The oxford, or balmoral, is a leather dress shoe with lacing built into the shoe itself. It is the base from which every other shoe will be compared, and it can be worn even in the highest dress occasions. Everyone should have one nice plain black pair of oxfords, if only for weddings and funerals.
The derby and blucher are the casual compatriots to the oxford. You can identify the derby by the fact that the laces are not built into the shoe itself but are stitched on, giving the top a little bit of a flap. Originally a shoe for hunting, it was designed to let water seep out if the wearer’s feet got wet. These were originally more appropriate for more semi-formal occasions, but have since been deemed acceptable at any time, from casual to black tie.
The monk strap does away with laces in favour of a buckled patch that goes over the top of the shoe. Having a more daring and unique a design, they can still be worn for formal occasions, but not black tie.

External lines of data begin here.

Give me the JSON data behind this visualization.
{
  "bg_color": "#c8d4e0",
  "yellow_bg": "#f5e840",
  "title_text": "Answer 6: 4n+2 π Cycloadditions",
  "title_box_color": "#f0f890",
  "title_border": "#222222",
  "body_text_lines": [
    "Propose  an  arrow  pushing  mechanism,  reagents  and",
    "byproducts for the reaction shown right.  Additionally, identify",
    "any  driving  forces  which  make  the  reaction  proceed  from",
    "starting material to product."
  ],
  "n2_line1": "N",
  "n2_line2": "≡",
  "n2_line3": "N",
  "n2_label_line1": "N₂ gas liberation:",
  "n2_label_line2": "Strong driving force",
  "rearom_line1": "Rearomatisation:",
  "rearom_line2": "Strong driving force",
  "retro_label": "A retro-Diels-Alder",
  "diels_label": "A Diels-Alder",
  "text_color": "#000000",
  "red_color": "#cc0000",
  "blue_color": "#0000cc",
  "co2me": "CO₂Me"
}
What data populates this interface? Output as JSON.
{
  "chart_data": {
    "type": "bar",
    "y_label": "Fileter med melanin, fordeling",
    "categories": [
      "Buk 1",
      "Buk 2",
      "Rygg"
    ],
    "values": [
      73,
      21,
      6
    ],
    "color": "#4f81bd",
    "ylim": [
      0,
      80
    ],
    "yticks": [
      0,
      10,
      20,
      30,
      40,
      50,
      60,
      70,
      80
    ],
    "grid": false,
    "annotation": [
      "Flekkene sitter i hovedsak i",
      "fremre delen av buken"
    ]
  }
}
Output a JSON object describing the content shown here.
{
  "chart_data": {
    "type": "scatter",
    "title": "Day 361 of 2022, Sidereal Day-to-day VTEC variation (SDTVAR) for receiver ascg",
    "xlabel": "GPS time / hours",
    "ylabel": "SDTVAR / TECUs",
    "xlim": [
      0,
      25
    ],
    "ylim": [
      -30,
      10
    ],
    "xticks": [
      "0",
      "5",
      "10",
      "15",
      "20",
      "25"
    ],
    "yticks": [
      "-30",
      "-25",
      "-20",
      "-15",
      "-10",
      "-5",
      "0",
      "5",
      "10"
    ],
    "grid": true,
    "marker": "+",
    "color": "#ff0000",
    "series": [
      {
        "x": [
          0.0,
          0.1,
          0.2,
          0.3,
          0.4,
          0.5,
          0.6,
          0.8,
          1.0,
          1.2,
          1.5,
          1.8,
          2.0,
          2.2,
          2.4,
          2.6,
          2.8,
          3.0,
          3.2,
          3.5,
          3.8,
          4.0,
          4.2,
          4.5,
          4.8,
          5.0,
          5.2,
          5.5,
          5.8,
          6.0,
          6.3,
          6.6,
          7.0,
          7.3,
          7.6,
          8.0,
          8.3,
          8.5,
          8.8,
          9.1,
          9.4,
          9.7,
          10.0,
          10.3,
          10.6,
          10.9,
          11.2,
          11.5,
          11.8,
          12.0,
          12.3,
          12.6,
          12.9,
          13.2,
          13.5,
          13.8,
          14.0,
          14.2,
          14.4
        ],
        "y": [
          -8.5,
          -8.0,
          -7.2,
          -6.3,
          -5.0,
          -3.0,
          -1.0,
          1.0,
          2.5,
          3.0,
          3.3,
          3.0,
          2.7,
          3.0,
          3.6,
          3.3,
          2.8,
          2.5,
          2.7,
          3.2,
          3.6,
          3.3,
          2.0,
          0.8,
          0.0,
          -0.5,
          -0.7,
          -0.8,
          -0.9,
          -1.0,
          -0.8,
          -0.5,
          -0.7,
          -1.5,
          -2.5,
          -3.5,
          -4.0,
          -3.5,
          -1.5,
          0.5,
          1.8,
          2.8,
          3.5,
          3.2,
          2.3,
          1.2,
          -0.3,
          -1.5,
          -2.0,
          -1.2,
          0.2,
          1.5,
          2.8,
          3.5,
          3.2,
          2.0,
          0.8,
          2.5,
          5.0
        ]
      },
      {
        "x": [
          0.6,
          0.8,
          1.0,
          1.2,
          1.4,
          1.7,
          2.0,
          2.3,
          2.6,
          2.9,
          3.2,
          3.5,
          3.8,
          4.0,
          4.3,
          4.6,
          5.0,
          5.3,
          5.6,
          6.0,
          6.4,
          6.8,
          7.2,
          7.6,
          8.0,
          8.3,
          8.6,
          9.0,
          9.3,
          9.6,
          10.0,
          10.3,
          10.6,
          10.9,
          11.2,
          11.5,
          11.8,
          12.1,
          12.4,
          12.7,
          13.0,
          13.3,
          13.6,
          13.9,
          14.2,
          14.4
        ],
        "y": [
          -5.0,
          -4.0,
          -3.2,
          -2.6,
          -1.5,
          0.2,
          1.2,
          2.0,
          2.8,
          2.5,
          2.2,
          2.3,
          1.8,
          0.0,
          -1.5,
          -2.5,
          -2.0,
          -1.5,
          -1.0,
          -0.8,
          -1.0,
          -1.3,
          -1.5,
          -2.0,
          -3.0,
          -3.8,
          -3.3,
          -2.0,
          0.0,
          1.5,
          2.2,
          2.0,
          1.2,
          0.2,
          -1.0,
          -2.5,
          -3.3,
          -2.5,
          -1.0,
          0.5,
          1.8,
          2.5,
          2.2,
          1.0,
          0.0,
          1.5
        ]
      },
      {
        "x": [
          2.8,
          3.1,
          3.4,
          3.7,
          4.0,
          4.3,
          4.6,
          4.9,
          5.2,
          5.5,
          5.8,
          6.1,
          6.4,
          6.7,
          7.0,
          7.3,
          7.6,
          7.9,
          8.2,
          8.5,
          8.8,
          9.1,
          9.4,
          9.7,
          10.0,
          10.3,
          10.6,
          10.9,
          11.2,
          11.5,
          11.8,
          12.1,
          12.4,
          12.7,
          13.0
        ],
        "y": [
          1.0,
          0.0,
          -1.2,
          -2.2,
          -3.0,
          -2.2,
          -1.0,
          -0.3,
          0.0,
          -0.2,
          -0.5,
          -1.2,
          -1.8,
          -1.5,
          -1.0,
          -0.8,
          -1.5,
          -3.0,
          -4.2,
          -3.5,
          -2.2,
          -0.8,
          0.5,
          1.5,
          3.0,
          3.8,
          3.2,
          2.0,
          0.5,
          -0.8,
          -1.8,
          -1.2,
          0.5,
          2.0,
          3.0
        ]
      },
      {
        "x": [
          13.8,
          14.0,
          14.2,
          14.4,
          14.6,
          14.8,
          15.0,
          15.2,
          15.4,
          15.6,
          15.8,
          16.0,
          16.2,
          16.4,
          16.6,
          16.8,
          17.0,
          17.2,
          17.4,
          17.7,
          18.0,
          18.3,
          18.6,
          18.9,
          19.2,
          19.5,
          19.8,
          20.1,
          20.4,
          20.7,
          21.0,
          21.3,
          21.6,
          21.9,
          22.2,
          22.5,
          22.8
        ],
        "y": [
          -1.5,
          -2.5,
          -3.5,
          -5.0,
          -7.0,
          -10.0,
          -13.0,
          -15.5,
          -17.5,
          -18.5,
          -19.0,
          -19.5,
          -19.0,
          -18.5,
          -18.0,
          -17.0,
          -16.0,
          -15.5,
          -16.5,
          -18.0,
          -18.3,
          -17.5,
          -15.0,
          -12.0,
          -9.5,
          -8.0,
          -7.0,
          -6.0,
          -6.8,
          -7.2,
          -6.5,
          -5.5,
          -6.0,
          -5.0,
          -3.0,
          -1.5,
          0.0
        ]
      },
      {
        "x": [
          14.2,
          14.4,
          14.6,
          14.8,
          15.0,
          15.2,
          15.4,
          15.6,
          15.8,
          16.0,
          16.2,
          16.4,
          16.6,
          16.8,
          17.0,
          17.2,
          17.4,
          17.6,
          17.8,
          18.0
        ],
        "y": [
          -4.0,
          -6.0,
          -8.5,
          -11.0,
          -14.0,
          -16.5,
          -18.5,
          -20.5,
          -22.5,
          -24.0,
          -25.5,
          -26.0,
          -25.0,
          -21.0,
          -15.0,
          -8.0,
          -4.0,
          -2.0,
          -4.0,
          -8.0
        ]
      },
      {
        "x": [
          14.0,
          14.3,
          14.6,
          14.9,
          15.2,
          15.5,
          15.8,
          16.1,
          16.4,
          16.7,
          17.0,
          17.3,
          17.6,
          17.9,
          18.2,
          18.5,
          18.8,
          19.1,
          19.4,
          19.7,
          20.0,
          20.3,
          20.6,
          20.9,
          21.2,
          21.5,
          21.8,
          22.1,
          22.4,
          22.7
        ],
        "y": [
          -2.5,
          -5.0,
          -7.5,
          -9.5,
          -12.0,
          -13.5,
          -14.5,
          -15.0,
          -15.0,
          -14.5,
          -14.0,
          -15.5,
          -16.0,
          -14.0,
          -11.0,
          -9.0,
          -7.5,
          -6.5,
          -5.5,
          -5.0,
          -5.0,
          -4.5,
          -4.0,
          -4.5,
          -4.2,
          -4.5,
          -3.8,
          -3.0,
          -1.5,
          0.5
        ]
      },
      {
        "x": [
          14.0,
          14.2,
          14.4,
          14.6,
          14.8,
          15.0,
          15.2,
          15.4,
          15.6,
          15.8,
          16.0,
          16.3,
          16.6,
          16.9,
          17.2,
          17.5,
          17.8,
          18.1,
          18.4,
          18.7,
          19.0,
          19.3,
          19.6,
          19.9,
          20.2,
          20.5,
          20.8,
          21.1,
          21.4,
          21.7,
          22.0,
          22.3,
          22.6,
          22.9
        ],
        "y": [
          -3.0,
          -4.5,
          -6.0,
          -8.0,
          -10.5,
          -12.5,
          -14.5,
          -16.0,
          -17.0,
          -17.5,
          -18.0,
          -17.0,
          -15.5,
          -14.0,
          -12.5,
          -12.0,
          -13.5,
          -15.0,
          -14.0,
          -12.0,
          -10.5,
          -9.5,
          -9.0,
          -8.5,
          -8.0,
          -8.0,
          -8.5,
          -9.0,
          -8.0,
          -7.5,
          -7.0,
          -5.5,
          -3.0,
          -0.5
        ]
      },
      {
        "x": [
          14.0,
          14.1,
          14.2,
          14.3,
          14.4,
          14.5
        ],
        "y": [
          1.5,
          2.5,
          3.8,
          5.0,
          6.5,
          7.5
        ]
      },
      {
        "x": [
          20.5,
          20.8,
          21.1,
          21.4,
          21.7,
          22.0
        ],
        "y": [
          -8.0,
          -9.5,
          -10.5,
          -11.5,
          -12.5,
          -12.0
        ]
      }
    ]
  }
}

Finally, the loafer just says, “Screw it,” to the concept of laces entirely. The penny loafer is the most popular form, and is so called because you can tuck a penny into the strap over the top of the shoe. There are also the more casual driving moccasins, which are so comfortable they can even be worn without socks.
The brogue can be used to describe any shoe with a pattern of little holes and designs in the leather. This adds weight to the shoe and, like the derby, was originally used to aerate the foot. Any brogue shoe is considered more casual than its plainer cousin. One very elaborate type of brogue is the wing tip, which has a design with a pointed pattern on the toe that tapers back towards the heel; this design is always on a derby and can be two toned if you play golf or swing dance.
Finally, keep an eye on the quality of your shoe. The easiest way is to look at the sole. High quality shoes have leather, not rubber, soles—and are stitched rather than glued.